Saksi Publik – Jakarta .Kerajaan Kalingga, yang terletak di pantai utara Jawa Tengah, dikenal sebagai salah satu kerajaan bercorak Hindu-Buddha awal di Nusantara. Meskipun memiliki sejarah yang kaya, terdapat beberapa kesalahan dalam penamaan dan penulisan yang sering kali tidak disadari, terutama yang berkaitan dengan interaksi dengan Dinasti Tang di Tiongkok.
Sejarah dan Lokasi
Kerajaan Kalingga, atau yang juga dikenal sebagai Kerajaan Holing, diperkirakan berdiri pada abad ke-6 Masehi. Lokasi kerajaan ini teridentifikasi di Kecamatan Keling, Jepara, dan merupakan pusat peradaban yang berpengaruh dalam perkembangan budaya di wilayah tersebut. Kerajaan ini terletak di antara Kabupaten Pekalongan dan Jepara, dengan pusat pemerintahannya kemungkinan berada di daerah tersebut.
Masa Kejayaan
Masa kejayaan Kalingga terjadi pada pemerintahan Ratu Shima, yang berkuasa antara tahun 674 hingga 695 M. Ratu Shima dikenal sebagai pemimpin yang tegas dan berpengaruh dalam mengatur pemerintahan serta ekonomi kerajaan. Pada masa ini, Kalingga tumbuh sebagai pusat perdagangan yang makmur, dengan komoditas seperti kulit penyu, emas, dan hasil pertanian seperti padi.
Kesalahan Penamaan
Salah satu kesalahan penamaan yang cukup signifikan terkait Kerajaan Kalingga adalah asal-usul nama “Kalingga” itu sendiri. Menurut Asisi Chanel Baca : https://www.youtube.com/@ASISIChannel, nama ini muncul karena kesalahpahaman ketika Maharani Sima mengutus utusan ke Tiongkok, yang pada saat itu di bawah kekuasaan Dinasti Tang. Cara berpakaian utusan yang mirip dengan orang India membuat mereka disebut “Keling” atau “Kaling” oleh masyarakat Tiongkok.
Setelah itu, ketika Tiongkok mengutus utusan kembali ke tanah Jawa, mereka menyebut wilayah itu “Jawa.” Sebuah kerajaan yang kemudian dijadikan mitra perdagangan, terutama dalam perdagangan rempah-rempah. Meskipun demikian, penamaan “Kalingga” tetap digunakan oleh sejarawan modern dan sering kali muncul dalam literatur sejarah di Indonesia.

Hukum dan Keadilan
Kalingga juga dikenal sebagai kerajaan yang menerapkan hukum tanpa pandang bulu. Salah satu contoh yang terkenal adalah ketika Ratu Shima menghukum anaknya sendiri karena menyentuh bungkusan emas yang terjatuh di jalan. Ini menunjukkan komitmen kerajaan terhadap keadilan dan ketegasan hukum.

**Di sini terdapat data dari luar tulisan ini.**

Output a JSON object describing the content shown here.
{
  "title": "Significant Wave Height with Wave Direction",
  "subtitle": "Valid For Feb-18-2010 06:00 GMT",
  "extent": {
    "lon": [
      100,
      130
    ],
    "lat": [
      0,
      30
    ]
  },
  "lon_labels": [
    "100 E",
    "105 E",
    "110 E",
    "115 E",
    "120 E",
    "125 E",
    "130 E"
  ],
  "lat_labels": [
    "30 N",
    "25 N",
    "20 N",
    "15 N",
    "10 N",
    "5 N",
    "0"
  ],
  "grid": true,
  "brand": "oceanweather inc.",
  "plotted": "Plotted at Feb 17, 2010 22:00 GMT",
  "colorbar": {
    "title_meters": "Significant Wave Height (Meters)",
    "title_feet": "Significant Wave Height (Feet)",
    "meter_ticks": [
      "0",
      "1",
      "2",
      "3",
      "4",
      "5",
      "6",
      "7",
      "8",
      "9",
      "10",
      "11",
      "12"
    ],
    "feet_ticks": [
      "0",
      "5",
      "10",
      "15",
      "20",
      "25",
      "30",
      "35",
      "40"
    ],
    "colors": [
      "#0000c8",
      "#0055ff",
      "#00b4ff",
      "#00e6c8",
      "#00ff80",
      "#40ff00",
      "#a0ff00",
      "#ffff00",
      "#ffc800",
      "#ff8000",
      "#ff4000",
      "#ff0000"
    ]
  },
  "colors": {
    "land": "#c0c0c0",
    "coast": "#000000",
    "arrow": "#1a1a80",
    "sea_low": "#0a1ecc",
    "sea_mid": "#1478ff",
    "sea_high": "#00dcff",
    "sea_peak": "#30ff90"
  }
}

Kerajaan Kalingga memiliki sejarah yang kaya dan penting dalam konteks peradaban di Nusantara. Namun, kesalahan penamaan yang berasal dari interaksi dengan Dinasti Tang menunjukkan betapa kompleksnya komunikasi dan persepsi antarbudaya. Meskipun penamaan “Kalingga” mungkin tidak sepenuhnya akurat, hal ini mencerminkan tantangan dalam mendokumentasikan sejarah dan budaya yang beragam.